To validate the contribution of each proposed module, we conducted an ablation study. The results are presented in the following table. ‘+PSA’ denotes adding the PSA module to the backbone, ‘+ADown*’ and ‘+DySample’ denote using these modules in the neck.

Model Configuration	$AP^{kp}_{50}$ (%)	$AP^{kp}_{75}$ (%)	$AP^{kp}$ (%)	Params (M)
Baseline (YOLOv8n-pose)	93.0	73.6	74.3	2.8
+ PSA	95.7	77.7	76.3	3.5
+ ADown*	91.3	75.0	75.7	2.5
+ DySample	91.9	74.2	75.8	2.8
+ PSA, + ADown*	92.3	76.4	76.0	3.1
+ PSA, + DySample	92.9	76.5	77.3	3.3
+ ADown*, + DySample	94.3	83.1	81.2	2.5
Full Model (All three)	96.3	90.2	84.4	3.1

The ablation study shows that each module contributes to the final performance. The PSA module provides a consistent boost, especially in $AP^{kp}_{50}$. The DySample and ADown* modules together offer a very strong improvement in $AP^{kp}_{75}$ and $AP^{kp}$, indicating they are particularly effective at achieving more precise keypoint localization (higher OKS thresholds). Notably, the combination of ADown* and DySample achieves excellent performance (81.2% $AP^{kp}$) with fewer parameters than the baseline. Our full model integrates all three enhancements, achieving the best overall accuracy with a moderate parameter increase to 3.1M.

The ultimate test is the accuracy of the derived pose parameters. We evaluated the angle and distance calculation using keypoints from both the baseline model and our improved model. The following tables show the average and maximum errors for a range of true angles and distances.

True Angle θ (deg)	Baseline YOLOv8n-pose		Our Proposed Model
	θ_ave (deg)	θ_max (deg)	θ_ave (deg)	θ_max (deg)
-50	10.3	14.1	8.2	10.4
-40	8.9	14.4	7.8	13.7
-30	9.6	13.9	5.6	11.8
-20	12.5	14.5	9.2	10.3
-10	9.1	10.0	5.0	7.8
0	8.3	9.7	7.4	8.9
10	9.4	15.0	6.0	9.9
20	11.9	13.6	8.7	12.4
30	6.7	10.1	5.2	8.6
40	8.4	12.5	5.5	9.0
50	8.2	13.1	7.6	12.5
Overall Improvement	—		26.2% Reduction in Avg. Error

True Distance S (mm)	Baseline YOLOv8n-pose		Our Proposed Model
	S_ave (mm)	S_max (mm)	S_ave (mm)	S_max (mm)
1600	121	133	98	108
1700	129	143	96	111
1800	116	129	101	113
1900	134	152	105	118
2000	119	138	98	113
2100	133	147	102	117
2200	141	156	112	136
2300	147	163	110	128
2400	143	158	109	135
2500	150	156	119	133
2600	146	159	107	126
2700	139	154	117	136
2800	148	163	121	136
2900	153	168	133	145
3000	162	174	135	154
Overall Improvement	—		20.1% Reduction in Avg.
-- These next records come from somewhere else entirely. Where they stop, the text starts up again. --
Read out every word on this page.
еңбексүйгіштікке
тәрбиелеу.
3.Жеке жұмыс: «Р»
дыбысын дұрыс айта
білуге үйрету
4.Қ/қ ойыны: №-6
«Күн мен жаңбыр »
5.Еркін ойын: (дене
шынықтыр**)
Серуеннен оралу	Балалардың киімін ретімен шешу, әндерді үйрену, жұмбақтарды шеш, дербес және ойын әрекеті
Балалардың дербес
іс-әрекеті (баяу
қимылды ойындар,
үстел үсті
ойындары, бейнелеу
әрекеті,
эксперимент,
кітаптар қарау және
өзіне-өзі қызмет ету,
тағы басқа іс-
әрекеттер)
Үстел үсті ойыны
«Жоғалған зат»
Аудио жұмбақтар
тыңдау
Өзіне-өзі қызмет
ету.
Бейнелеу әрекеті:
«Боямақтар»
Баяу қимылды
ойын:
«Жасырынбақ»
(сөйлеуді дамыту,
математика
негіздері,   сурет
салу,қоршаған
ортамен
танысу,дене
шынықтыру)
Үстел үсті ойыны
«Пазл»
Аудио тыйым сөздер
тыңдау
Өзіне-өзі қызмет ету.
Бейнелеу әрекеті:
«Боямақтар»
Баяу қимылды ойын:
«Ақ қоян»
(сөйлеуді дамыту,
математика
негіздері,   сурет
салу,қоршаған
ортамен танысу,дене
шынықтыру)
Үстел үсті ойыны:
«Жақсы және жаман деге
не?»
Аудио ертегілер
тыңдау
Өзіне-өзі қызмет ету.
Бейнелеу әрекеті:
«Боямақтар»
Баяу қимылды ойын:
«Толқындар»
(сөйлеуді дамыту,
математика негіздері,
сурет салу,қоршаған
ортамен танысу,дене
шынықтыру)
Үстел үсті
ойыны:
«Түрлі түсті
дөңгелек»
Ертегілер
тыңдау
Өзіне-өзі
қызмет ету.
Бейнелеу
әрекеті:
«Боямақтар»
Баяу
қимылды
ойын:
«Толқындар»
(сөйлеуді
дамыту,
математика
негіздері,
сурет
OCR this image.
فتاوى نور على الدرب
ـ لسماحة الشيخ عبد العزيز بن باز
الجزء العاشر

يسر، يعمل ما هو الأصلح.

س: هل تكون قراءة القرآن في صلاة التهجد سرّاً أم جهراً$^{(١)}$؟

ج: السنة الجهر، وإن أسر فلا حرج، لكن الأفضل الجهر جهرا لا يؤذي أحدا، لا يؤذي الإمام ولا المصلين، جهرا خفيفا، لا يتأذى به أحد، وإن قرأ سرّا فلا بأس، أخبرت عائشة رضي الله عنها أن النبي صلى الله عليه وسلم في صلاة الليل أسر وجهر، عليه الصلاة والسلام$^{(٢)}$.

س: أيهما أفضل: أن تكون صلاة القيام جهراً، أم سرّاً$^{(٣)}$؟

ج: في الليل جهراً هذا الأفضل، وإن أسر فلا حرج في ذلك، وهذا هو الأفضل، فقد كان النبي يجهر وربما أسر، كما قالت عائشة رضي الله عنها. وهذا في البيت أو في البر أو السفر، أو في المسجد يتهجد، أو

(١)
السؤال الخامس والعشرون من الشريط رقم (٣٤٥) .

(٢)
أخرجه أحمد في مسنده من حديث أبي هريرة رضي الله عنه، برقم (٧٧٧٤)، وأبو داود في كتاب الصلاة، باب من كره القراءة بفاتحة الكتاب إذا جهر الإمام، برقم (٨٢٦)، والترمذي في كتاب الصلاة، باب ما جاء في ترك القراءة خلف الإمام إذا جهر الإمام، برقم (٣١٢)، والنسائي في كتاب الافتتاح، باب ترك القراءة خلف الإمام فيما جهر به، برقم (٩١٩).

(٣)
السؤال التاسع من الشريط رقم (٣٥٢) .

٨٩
Error

The results clearly demonstrate the impact of improved keypoint detection on the final pose estimation. Using our enhanced model, the average error in calculating the solar panel tilt angle was reduced by 26.2%, and the average error in distance calculation was reduced by 20.1%, compared to using the baseline detector. The distance errors are within approximately 110 mm on average, and angle errors within 7 degrees on average, which is a significant precision level for guiding a robotic arm for deployment tasks. The maximum errors are also consistently lower with our model, indicating greater robustness.

This work presents a complete visual localization pipeline for solar panels using a single monocular camera. The core of the method is a highly accurate and efficient keypoint detection network, built upon an improved YOLOv8-pose architecture. The integration of the PSA attention mechanism enhances feature discriminability, while the DySample upsampler and our proposed ADown* downsampler work in tandem to enable more precise multi-scale feature fusion essential for corner localization. The geometric calculation module effectively translates the 2D keypoint measurements into 3D pose parameters (tilt and distance) by leveraging known physical dimensions of the solar panel and basic camera geometry. Experimental results on a custom dataset confirm that our approach achieves state-of-the-art keypoint detection accuracy for solar panels and, consequently, provides significantly more reliable pose estimates than the baseline method. The system maintains real-time performance, making it a practical and effective solution for enabling autonomous operations like robotic cleaning in photovoltaic power stations. Future work could explore temporal filtering of poses across video frames to further smooth estimates, extend the method to handle partially occluded solar panels using more advanced keypoint association models, or adapt it to different panel geometries and mounting configurations.